The Challenge of Arrogance
Stacy Meichtry's NCR piece on religious included this almost incredible story:
But many argue that responsibility was precisely what John Paul lacked when it came to the religious. Sr. Camilla Burns, who is based in Rome as the Superior General of the Sisters of Notre Dame de Namur, couldn’t recall the last time her order had an appointment at the Vatican. Reached by telephone in Boston, Burns said what stuck out in her mind was the pope’s failure to turn up at an international assembly for religious held in Rome last November. “A year ago they got a commitment (from the Vatican) to meet with the pope. It was a great opportunity to meet 850 religious from around the world. But when the time came something else was scheduled. It created great sadness,” she said. “And he wasn’t ill that day,” she added.
I say "almost" because though it reveals a gross disregard for hospitality, it has the sad ring of truth in the dealings I've seen between clergy and religious.
I wouldn't pin the blame on the pope for this one. This looks like a screw-up from arrogant (or incompetent) Vatican flunkies.
Looking at the whole article, I also think it's decidedly unprogressive to expect a pope or any such mortal leader to be the single savior figure for the world's religious. Religious orders, if they want to be self-determined and self-sufficient, must take responsibility for their own members, their charisms, and their own relative success or failures.

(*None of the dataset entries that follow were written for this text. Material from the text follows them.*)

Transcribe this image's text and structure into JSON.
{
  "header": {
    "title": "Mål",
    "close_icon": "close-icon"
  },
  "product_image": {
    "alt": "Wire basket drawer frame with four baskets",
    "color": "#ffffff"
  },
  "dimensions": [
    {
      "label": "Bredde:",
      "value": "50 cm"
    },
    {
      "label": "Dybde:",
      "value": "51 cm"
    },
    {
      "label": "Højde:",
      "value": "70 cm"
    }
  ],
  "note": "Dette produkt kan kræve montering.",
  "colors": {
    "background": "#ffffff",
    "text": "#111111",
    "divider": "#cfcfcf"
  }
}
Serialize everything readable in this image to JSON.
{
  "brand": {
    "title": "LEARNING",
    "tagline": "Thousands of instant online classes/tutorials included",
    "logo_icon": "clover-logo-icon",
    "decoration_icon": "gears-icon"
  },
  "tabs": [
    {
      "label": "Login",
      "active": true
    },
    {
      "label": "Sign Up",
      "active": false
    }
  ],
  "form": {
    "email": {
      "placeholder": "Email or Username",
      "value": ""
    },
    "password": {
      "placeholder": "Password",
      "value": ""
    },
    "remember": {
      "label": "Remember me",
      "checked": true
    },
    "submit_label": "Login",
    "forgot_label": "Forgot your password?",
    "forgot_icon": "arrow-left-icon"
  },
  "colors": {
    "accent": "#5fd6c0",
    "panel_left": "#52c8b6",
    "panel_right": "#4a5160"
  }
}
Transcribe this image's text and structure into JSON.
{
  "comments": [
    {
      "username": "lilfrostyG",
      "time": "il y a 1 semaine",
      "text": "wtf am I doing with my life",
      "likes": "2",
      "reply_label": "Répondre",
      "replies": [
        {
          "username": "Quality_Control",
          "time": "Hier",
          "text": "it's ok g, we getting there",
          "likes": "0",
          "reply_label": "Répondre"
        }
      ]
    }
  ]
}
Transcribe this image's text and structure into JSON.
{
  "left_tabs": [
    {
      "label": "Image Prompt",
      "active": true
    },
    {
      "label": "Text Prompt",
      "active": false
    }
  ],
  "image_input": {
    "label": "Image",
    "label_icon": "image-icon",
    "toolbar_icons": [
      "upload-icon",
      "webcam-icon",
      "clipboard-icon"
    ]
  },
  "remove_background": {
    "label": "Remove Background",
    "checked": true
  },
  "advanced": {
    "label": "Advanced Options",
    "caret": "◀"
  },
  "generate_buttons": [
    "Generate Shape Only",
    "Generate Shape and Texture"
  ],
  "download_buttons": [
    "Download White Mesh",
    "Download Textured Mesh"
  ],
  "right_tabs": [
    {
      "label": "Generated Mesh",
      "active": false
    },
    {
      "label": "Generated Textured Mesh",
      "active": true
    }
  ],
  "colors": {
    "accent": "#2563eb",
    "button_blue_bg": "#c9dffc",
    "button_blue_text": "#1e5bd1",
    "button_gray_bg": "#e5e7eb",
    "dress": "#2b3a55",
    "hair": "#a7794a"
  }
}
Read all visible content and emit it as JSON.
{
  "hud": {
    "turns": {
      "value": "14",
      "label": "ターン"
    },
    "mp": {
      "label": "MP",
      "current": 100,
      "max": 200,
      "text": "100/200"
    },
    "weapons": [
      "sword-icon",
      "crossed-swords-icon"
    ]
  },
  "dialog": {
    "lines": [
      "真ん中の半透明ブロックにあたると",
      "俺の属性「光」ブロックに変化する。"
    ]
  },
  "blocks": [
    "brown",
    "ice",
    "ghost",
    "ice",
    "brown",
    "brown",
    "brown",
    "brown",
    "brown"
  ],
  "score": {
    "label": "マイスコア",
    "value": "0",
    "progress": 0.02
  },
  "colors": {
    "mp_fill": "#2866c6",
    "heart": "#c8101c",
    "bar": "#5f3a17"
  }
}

I do think the boom in "traditional" orders is partly due to the general climate in the hierarchy that encourages those charisms: pray, pay, and obey. While I can understand 850 convening religious disappointed at their clerical snub, you can't live fruitfully while nurturing every injustice. And if you are attracting even a whiff of interest from potential postulants or lay associates, it sounds rather pollyanna, but as the song says, put on a happy face.